Based upon and subject to the foregoing and the qualifications, assumptions and limitations set forth herein, we are of the opinion that:
1. | Each of the Opinion Parties is a North Carolina corporation or limited liability company that is validly existing and in good standing under the laws of the State. |
2. | Each Opinion Party has the corporate power and authority to enter into and perform its obligations under the Notes Indenture. |
3. | The execution, delivery and performance of the Notes Indenture have been duly authorized by all necessary corporate action on the part of each Opinion Party. |
4. | The Notes Indenture has been duly executed and delivered by each Opinion Party. |
5. | The execution and delivery of the Notes Indenture by each of the Opinion Parties, as applicable, does not, and the performance of the Notes Indenture by each of the Opinion Parties, as applicable, will not (i) violate the articles of incorporation, or Bylaws, of the respective Opinion Parties, or (ii) violate any applicable North Carolina statute, regulation or law. |
We express no opinion as to matters governed by the laws of any jurisdiction other than the laws of the State of North Carolina.
This opinion letter speaks only as of the date hereof, and we assume no obligation to update or supplement this opinion letter if any applicable laws change after the date of this opinion letter or if we become aware after the date of this opinion letter of any facts, whether existing before or arising after the date hereof, that might change the opinions expressed above.

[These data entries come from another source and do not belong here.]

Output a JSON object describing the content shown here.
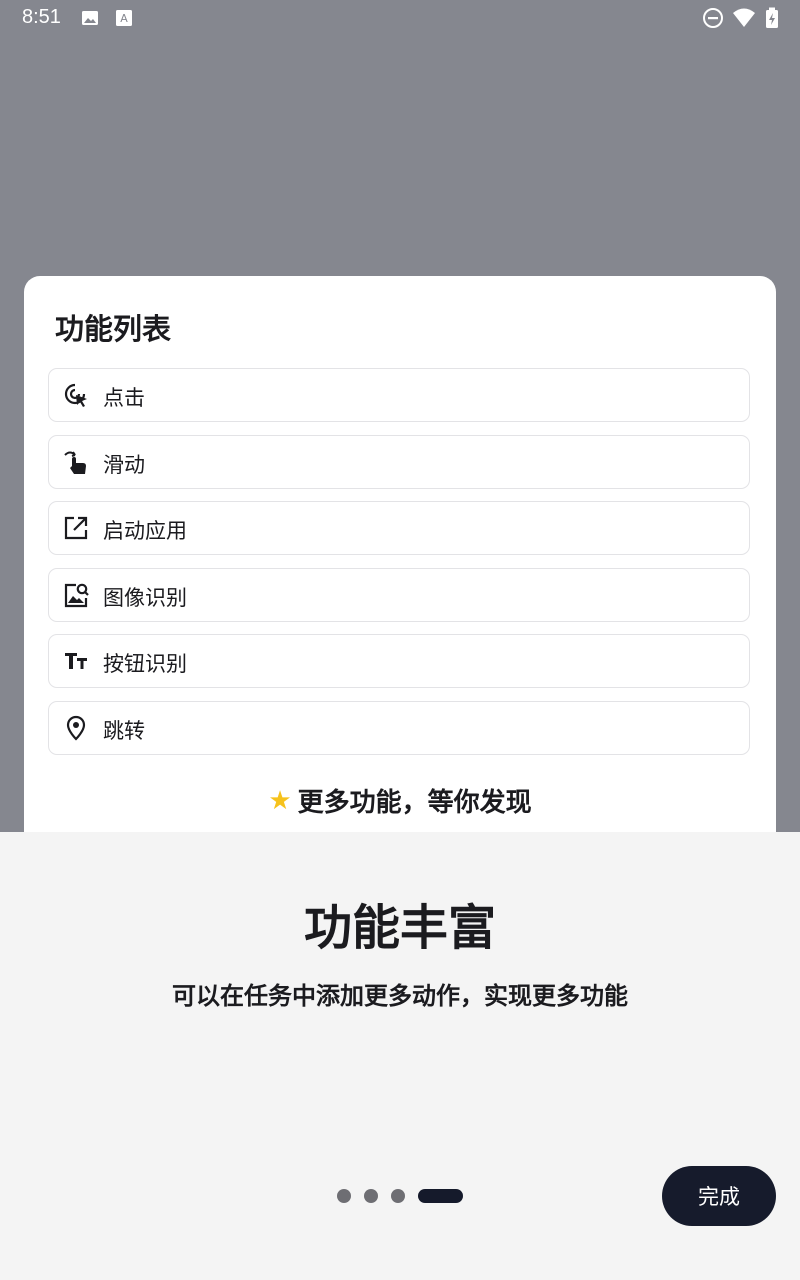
{
  "status_bar": {
    "time": "8:51",
    "left_icons": [
      "image-icon",
      "text-notification-icon"
    ],
    "right_icons": [
      "do-not-disturb-icon",
      "wifi-icon",
      "battery-charging-icon"
    ]
  },
  "card": {
    "title": "功能列表",
    "items": [
      {
        "label": "点击",
        "icon": "tap-icon"
      },
      {
        "label": "滑动",
        "icon": "swipe-icon"
      },
      {
        "label": "启动应用",
        "icon": "open-external-icon"
      },
      {
        "label": "图像识别",
        "icon": "image-search-icon"
      },
      {
        "label": "按钮识别",
        "icon": "text-size-icon"
      },
      {
        "label": "跳转",
        "icon": "location-pin-icon"
      }
    ],
    "more_icon": "star-icon",
    "more_text": "更多功能，等你发现"
  },
  "onboarding": {
    "title": "功能丰富",
    "subtitle": "可以在任务中添加更多动作，实现更多功能",
    "page_count": 4,
    "current_page": 4,
    "done_label": "完成"
  },
  "colors": {
    "overlay": "#85878f",
    "panel": "#f4f4f4",
    "accent_dark": "#161b2c"
  }
}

This opinion letter is furnished to you for your benefit in connection with the filing of the Registration Statement and, except as set forth below, may not be relied upon for any other purpose without our prior written consent in each instance. Further, no portion of this letter may be quoted, circulated or referred to in any other document for any other purpose without our prior written consent. Notwithstanding the foregoing, the law firm of Bingham McCutchen LLP may rely upon this opinion letter in connection with the opinion letter to be filed by such firm with respect to the Registration Statement.
We hereby consent to the filing of this opinion letter with the Commission in connection with the filing of the Registration Statement referred to above. In giving this consent, we do not admit that we are within the category of persons whose consent is required under Section 7 of the Act or the Rules and Regulations of the Commission issued thereunder.